Assuming Modi will see the wisdom of this argument and shift the defence portfolio to someone else, what is it the new FM must keep as his lodestar in the growing din over economic issues: the Budget, the fiscal deficit, inflation, goods and service tax (GST), Direct Taxes Code (DTC), the current account deficit, black money and what have you?
At Loggerheads
The guiding principle must be to work towards a healthy relationship with the governor, Reserve Bank of India (RBI). The finance minister must work with RBI to tackle the two big bugbears before the government: slow growth and high inflation.
There are only two levers of policy available to any government: fiscal and monetary policy. Sustainable growth is possible only if both work in tandem and not at cross purposes. Not if the relationship between the RBI and the finance ministry is strained, as was the case during much of the UPA regime.
Most people remember the stormy relationship between ex-finance minister P Chidambaram and former RBI governor D Subbarao. But few remember that the relationship between Chidambaram and Y V Reddy, Subbarao’s predecessor, was equally stormy. The FM wanted faster opening up of the economy, especially the financial sector, while Reddy, a quintessential central banker, favoured "calibrated opening up". Luckily, he was able to stick to his guns and we were spared the excesses of the 2008 financial crisis like reckless securitisation.
Democratic compulsions often conflict with economic virtue. Yes, there is bound to be friction in a relationship where the protagonists have different timeframes. Jaitley’s timeframe is till 2019, after which his job is up for grabs. The RBI has the luxury of a much longer time frame. The governor doesn’t have to contest elections, so he can afford to dole out tough love even as the FM treads warily, with an eye on different constituencies. But that doesn’t mean the governor and the FM have to be antagonistic. Their means might differ. But since the goal is the same — growth with price stability —they have to work towards a policy that is best in the long term.
Mutual Respect
As Subbarao put it, "An apolitical central bank, operating autonomously within a statutorily prescribed mandate and with a longer time perspective, is an effective counterpoise to a democratically elected government which typically operates with a political mandate within the time horizon of an electoral cycle….

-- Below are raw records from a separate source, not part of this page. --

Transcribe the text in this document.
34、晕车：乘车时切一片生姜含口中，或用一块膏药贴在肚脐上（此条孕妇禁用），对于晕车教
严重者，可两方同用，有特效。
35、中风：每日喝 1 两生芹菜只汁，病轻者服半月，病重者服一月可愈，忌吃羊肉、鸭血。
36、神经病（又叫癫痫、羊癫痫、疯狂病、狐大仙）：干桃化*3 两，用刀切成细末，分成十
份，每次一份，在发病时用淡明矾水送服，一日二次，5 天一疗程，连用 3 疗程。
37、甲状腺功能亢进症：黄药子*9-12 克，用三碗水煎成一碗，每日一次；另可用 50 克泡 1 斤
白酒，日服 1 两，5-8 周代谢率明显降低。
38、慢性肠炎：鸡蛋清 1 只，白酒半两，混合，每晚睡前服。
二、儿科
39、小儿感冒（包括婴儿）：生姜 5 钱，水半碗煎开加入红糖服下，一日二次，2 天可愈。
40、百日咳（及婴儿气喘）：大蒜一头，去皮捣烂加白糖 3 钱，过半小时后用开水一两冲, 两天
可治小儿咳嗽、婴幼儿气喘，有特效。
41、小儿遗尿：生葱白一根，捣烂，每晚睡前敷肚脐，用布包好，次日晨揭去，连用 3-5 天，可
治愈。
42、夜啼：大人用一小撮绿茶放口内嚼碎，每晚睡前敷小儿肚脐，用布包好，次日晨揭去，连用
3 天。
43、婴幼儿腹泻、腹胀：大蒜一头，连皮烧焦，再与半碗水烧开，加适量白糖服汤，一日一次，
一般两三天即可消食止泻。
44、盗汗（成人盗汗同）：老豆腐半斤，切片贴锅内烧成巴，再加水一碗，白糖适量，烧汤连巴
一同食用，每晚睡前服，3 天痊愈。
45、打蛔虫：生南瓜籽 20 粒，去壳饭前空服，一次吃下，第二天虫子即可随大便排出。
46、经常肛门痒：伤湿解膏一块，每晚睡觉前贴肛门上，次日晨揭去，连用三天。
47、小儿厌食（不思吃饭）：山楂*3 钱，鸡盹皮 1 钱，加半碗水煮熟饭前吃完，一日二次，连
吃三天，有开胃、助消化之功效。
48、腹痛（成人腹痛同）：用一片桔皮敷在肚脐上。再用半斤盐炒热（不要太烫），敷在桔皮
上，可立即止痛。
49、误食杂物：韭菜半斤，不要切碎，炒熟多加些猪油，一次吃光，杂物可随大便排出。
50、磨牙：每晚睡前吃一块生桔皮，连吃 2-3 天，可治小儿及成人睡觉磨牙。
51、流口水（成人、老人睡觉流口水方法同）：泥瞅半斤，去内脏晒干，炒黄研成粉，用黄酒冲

But this is a delicate arrangement and will work only if the government respects the autonomy of the central bank, and the central bank itself stays within its mandate, delivers on that mandate and renders accountability for the outcomes of its policies and actions."
Initial statements from Jaitley suggest he recognises the need to work together with the RBI. Historically, non-Congress governments have had a better relationship with the RBI than Congress-led governments.
The RBI enjoyed greater freedom when Yashwant Sinha was FM in the Chandrashekhar government in the early 1990s. Bimal Jalan was given a free hand during the Asian crisis, first by Yashwant Sinha and then Jaswant Singh in the NDA regime. Ironically, Chidambaram showed much greater respect for the RBI during his two stints as FM in non-Congress governments led by Deve Gowda and I K Gujral.
Hopefully, now that we have a non-Congress government in the saddle, the relationship between the finance ministry and RBI will once again be one of mutual respect rather than mutual animosity.